Durant la guerre, M. Czerwinski s’est joint au mouvement de résistance polonaise clandestin, qui donnait des informations aux alliés anglais et combattait les nazis et les Soviétiques. Il estime que l’implication de la Pologne comme une force alliée n’a pas été reconnue à sa juste valeur.

«Nous étions les premiers à nous battre pour la démocratie. Mais à la fin de la guerre, lorsqu’il y a eu une parade pour les alliés à Londres, nous n’étions même pas invités à y participer», se désole-t-il.

M. Czerwinski se rappelle des exactions contre les intellectuels, surtout du côté allemand. Les premiers camps de concentration étaient d’ailleurs destinés aux intellectuels, étudiants et politiciens polonais.

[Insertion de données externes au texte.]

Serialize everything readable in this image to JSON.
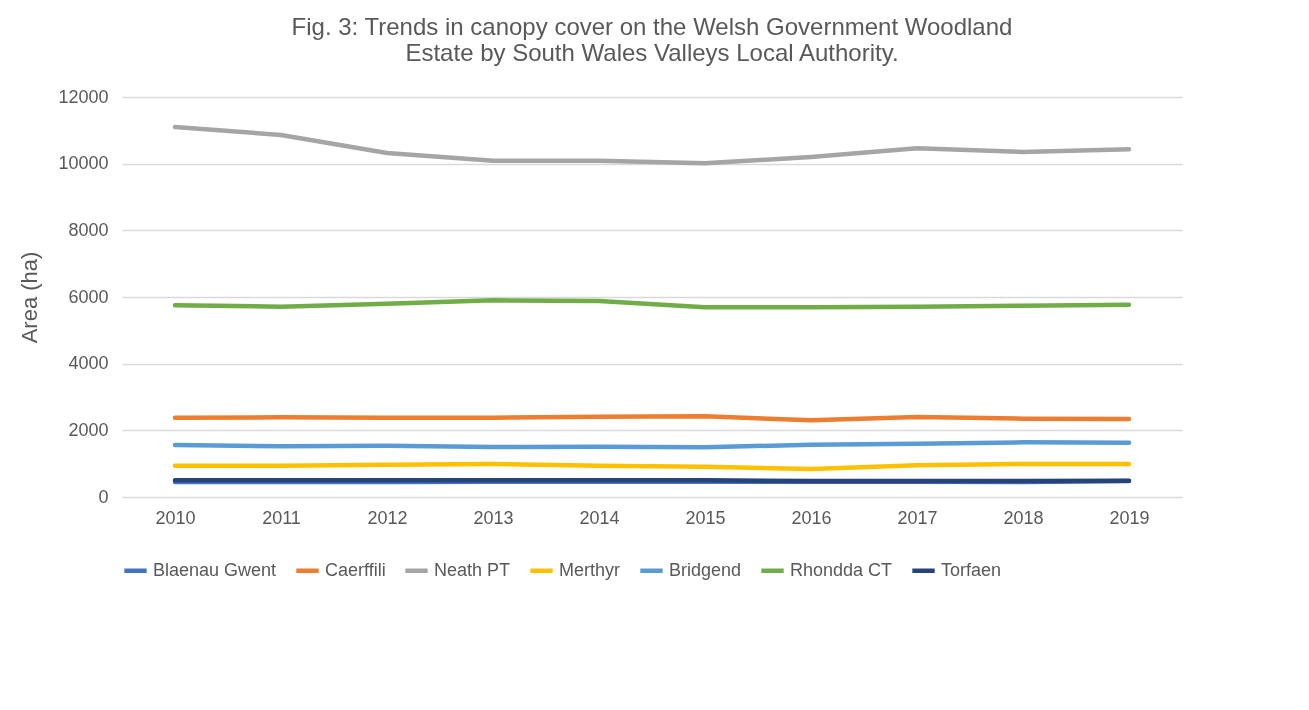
{
  "chart_data": {
    "type": "line",
    "title": [
      "Fig. 3: Trends in canopy cover on the Welsh Government Woodland",
      "Estate by South Wales Valleys Local Authority."
    ],
    "ylabel": "Area (ha)",
    "categories": [
      "2010",
      "2011",
      "2012",
      "2013",
      "2014",
      "2015",
      "2016",
      "2017",
      "2018",
      "2019"
    ],
    "ylim": [
      0,
      12000
    ],
    "yticks": [
      0,
      2000,
      4000,
      6000,
      8000,
      10000,
      12000
    ],
    "grid": "y",
    "legend": "bottom",
    "marker": "none",
    "series": [
      {
        "name": "Blaenau Gwent",
        "color": "#4472c4",
        "values": [
          450,
          450,
          450,
          460,
          460,
          460,
          460,
          460,
          450,
          480
        ]
      },
      {
        "name": "Caerffili",
        "color": "#ed7d31",
        "values": [
          2380,
          2390,
          2380,
          2380,
          2410,
          2420,
          2300,
          2400,
          2350,
          2340
        ]
      },
      {
        "name": "Neath PT",
        "color": "#a5a5a5",
        "values": [
          11100,
          10860,
          10320,
          10090,
          10090,
          10010,
          10200,
          10460,
          10350,
          10430
        ]
      },
      {
        "name": "Merthyr",
        "color": "#ffc000",
        "values": [
          940,
          940,
          970,
          990,
          940,
          910,
          840,
          950,
          990,
          990
        ]
      },
      {
        "name": "Bridgend",
        "color": "#5b9bd5",
        "values": [
          1560,
          1520,
          1540,
          1500,
          1510,
          1490,
          1570,
          1600,
          1640,
          1630
        ]
      },
      {
        "name": "Rhondda CT",
        "color": "#70ad47",
        "values": [
          5750,
          5710,
          5800,
          5900,
          5880,
          5690,
          5690,
          5710,
          5740,
          5770
        ]
      },
      {
        "name": "Torfaen",
        "color": "#264478",
        "values": [
          500,
          500,
          500,
          500,
          500,
          500,
          480,
          480,
          480,
          490
        ]
      }
    ]
  }
}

Sa femme avait été emprisonnée à Auschwitz avec sa famille, car son père était un homme politique, nous explique-t-il.

Les Soviétiques n’étaient pas en reste. Dans la forêt de Katyn, des milliers de soldats, d’intellectuels et d’autres membres de l’élite polonaise ont été assassinés par l’Armée rouge au printemps 1940. En 1990, l’URSS a admis avoir autorisé environ 22 000 assassinats de ce type en Pologne occupée.

Derrière son vécu, le survivant ne croit plus à la démocratie. Selon lui, elle est abusée par des gens qui n’ont que des ambitions personnelles. Aujourd’hui, il aimerait que plus de personnes prennent le temps de se questionner sur ce qui se passe dans le monde.

« Il n’y a pas de vie sans conflits, et les guerres ne sont que les solutions brutales au manque de compromis » – Lech Andrzej Czerwinski

En compagnie de trois autres polonais de Montréal qui ont vécu cette guerre meurtrière, Mme Babinska et M. Czerwinski ont partagé leurs histoires devant une centaine de personnes à l’Université de Concordia, le 10 septembre.

Pour la professeure d’histoire Alison Rowley, le partage de leurs histoires est monumental.

«J’essaie d’enseigner l’histoire de la Seconde Guerre mondiale à mes étudiants et je leur donne souvent des statistiques, mais ça ne veut rien dire, car les histoires individuelles ont plus de pouvoir. La douleur d’être déporté, d’avoir un parent arrêté et emprisonné ne quitte pas la mémoire des gens», affirme-t-elle.

Après leurs déportations en Russie, plusieurs Polonais se sont exilés dans des camps de réfugiés en Iran, en Inde et en Afrique de l’Est.  Le film «Memory is our homeland» qui trace leurs histoires sera d’ailleurs présenté cette semaine au Cinema du Musée et au Cinéma Moderne.